Saigo paused as a small cough turned into a longer coughing fit, after which he recovered with a drink of water.
“It’s said a researcher was the first human host, though no one ever proved it. Whenever the crossing may have occurred, it happened in silence, and with it, the plague truly began.”
Dario and Nika exchanged a look as the scene shifted to forest silhouettes, a human form leaning over a beast’s corpse, an indistinct wound at the back of a neck.
“The parasites learned quickly. They were no longer beasts that tore their hosts apart. They lived inside them, waiting. Hiding their marks behind scarves, staying out of trouble. A sharp healer might have spotted strange fluctuations of the mental Ki, but only if they were to look closely, and most never had cause to.
By the time anyone noticed, it was already too late.

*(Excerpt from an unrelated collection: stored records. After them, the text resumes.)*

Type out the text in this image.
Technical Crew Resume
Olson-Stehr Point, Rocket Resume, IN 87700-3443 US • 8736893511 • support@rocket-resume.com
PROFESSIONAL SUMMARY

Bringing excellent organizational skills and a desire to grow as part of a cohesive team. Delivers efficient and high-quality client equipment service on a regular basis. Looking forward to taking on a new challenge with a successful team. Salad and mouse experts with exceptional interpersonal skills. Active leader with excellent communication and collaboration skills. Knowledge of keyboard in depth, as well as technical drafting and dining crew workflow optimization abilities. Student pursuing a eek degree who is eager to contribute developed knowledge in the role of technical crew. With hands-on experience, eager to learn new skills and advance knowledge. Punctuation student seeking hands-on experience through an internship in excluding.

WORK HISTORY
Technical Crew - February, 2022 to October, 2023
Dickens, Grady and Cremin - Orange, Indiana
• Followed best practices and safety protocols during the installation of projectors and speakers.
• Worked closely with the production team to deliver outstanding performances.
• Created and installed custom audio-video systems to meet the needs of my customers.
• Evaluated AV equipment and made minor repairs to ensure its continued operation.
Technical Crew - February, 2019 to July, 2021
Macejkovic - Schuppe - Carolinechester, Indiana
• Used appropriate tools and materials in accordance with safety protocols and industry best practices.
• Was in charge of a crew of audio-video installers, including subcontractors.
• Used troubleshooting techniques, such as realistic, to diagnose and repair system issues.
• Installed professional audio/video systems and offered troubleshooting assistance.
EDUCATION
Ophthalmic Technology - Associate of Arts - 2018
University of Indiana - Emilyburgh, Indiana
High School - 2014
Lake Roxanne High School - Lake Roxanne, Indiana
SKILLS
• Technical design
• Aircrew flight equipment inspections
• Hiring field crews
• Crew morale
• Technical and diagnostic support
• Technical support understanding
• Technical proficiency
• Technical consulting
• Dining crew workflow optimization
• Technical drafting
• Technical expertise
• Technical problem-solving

People became frightened and paranoid when the truth finally came out. The parasite didn’t just feed and spread, but it divided. Clans turned inward. Disciples accused one another. Entire sects went silent overnight. Even the Ki arts that this floor had once been known for themselves became suspicious, for those techniques based on the Ki of the Heart were now the cursed tools of the parasites.”
Dario hadn’t really given much thought to the nature of the parasites or how not just a city but an entire floor had fallen. It did make sense that it would play out like that, except for one thing.
“Where were the advanced cultivators in all of this?” he said, frowning. “I get that they’re not easy to deal with, but surely a team of Ambers could wipe the parasites out by the dozens?”
Nika was nodding slowly, thinking it through, but before she could speak, Saigo continued.
“It was the lack of cooperation that delayed an effective response. By the time cultivators had developed good detection mechanisms and fighting tactics, the parasites had already amassed an army of beasts and men. The eldest of them had grown strong, became leaders in battle that specialized in certain emotions, using advanced techniques that employed Ki of the Heart. Losses piled up as pitched battles were fought day after day, until a few of the Great Clans agreed on a decisive change in strategy: containment.
The Clays of course could never make it up to the higher floors, but the Great Clans had lost many in battle already. So they decided to cut their losses, gathering all their Talcs and Ambers and rushing up the lifts. All bridges and platforms were shattered once they were out. The infected would die down here, and the curse with them.”
“So it was true.” Nika had a look of horror on her face as she muttered under her breath. “I thought that… No, perhaps I simply did not want to believe. But it can no longer be denied. The Houjo clan must have been involved in the abandonment of this floor.”